Michel respecte et applique sa responsabilité dans sa vie quotidienne. En tant que professionnel il a travaillé dans une institution de jeunes délinquants. Mais il s’est vite rendu compte que ces jeunes ne pouvaient pas s’épanouir en étant dans un lieu qui concrétise leur rejet par leurs familles ou par la société. Au lieu de les rejeter, il faudrait les intégrer, les accueillir dans les noyaux de la société qui sont les familles. Il a décidé, a ce moment là, avec sa famille de créer « une communauté thérapeutique familiale ». Il a accueilli chez lui avec ses enfants 6 personnes en difficulté pendant 9 ans. Ils n’ont pas tous réussi à surmonter leurs problèmes mais bon nombre d’entre eux ont aujourd’hui une vie dite « normale ».

Pour Michel pratiquer sa responsabilité signifie respecter ce qu’il pense allant même jusqu’à l’illégalité. Dans la crise du Larzac, il était parmi les 2000 personnes qui ont renvoyé leurs livrets militaires (acte symbolique fort signifiant le refus de se mobiliser en cas de guerre), puis jugés et mis en prison.

S’il avait la possibilité, Michel aurait interdit la Bourse. En effet, il pense que la monnaie est un élément de pacification qui permet d’avoir un médiateur dans l’échange. C’est une invention intéressante qui est plus égalitaire et qui réduit l’effet pervers du troc. Mais il est inacceptable de faire de l’argent sur de l’argent. Ce système organisé de l’usure est une déviation totale, car la monnaie est un moyen et non une fin. Le capitalisme financier est une perversion car on ne prend en compte que l’argent.

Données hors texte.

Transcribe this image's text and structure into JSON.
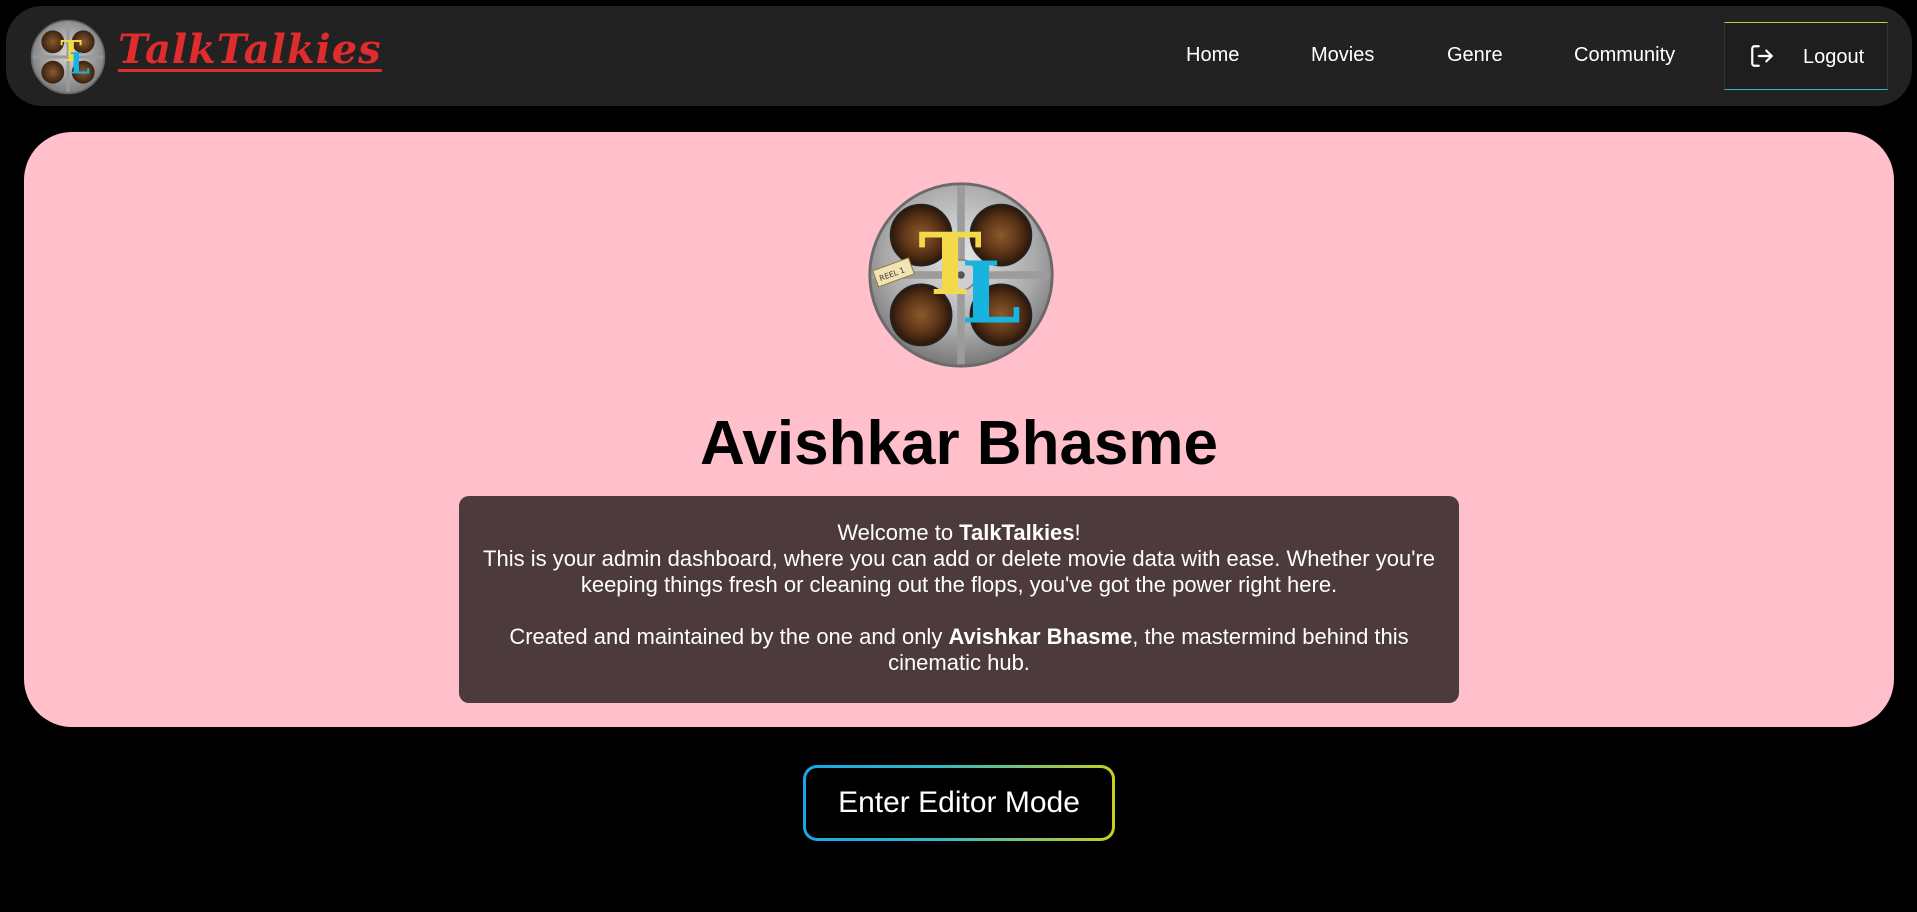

Michel considère que ceux qui sont de-responsables sont ceux qui ont le pouvoir de changer les choses et qui ne le font pas, notamment les hommes politiques. Ils refusent de prendre en compte la mutation dans laquelle nous sommes : on produit de plus en plus avec de moins en moins de gens et dans un temps de plus en plus réduit. Nous sommes face à une société de surproduction qui fait baisser l’emploi. Ce fait n’est pas traduit dans l’acte politique car on refuse de voir cette réalité, ce qui est difficile car cela voudrait dire remettre en cause profondément le système de la répartition des richesses.

Les dirigeants et la majorité des français dénient cette réalité car elle met en cause leur propre situation économique et touche même leur identité profonde. La de-responsabilisation profonde se traduit par le fait que des élus soient conscients de cette réalité, mais ne le disent pas, ne le combattent pas, seulement par crainte de ne pas se faire réélire.

Michel pense qu’en faisant le tri de ses déchets agit à son niveau pour protéger l’environnement. En faisant une manifestation avec des milliers d’autres personnes et en signant les multiples pétitions pour dénoncer la guerre, il pense agir individuellement contre la guerre de manière générale et celle contre l’Irak en particulier.

Quant à la pertinence de la Charte des responsabilités humaines, il pense qu’il n’est pas inutile de l’avoir. Même si nous avons du mal à traduire les droits formels dans notre vie de tous les jours, il est néanmoins important de les avoir comme texte de référence. Cela permet de nommer la légitimité d’action qui parfois est illégale.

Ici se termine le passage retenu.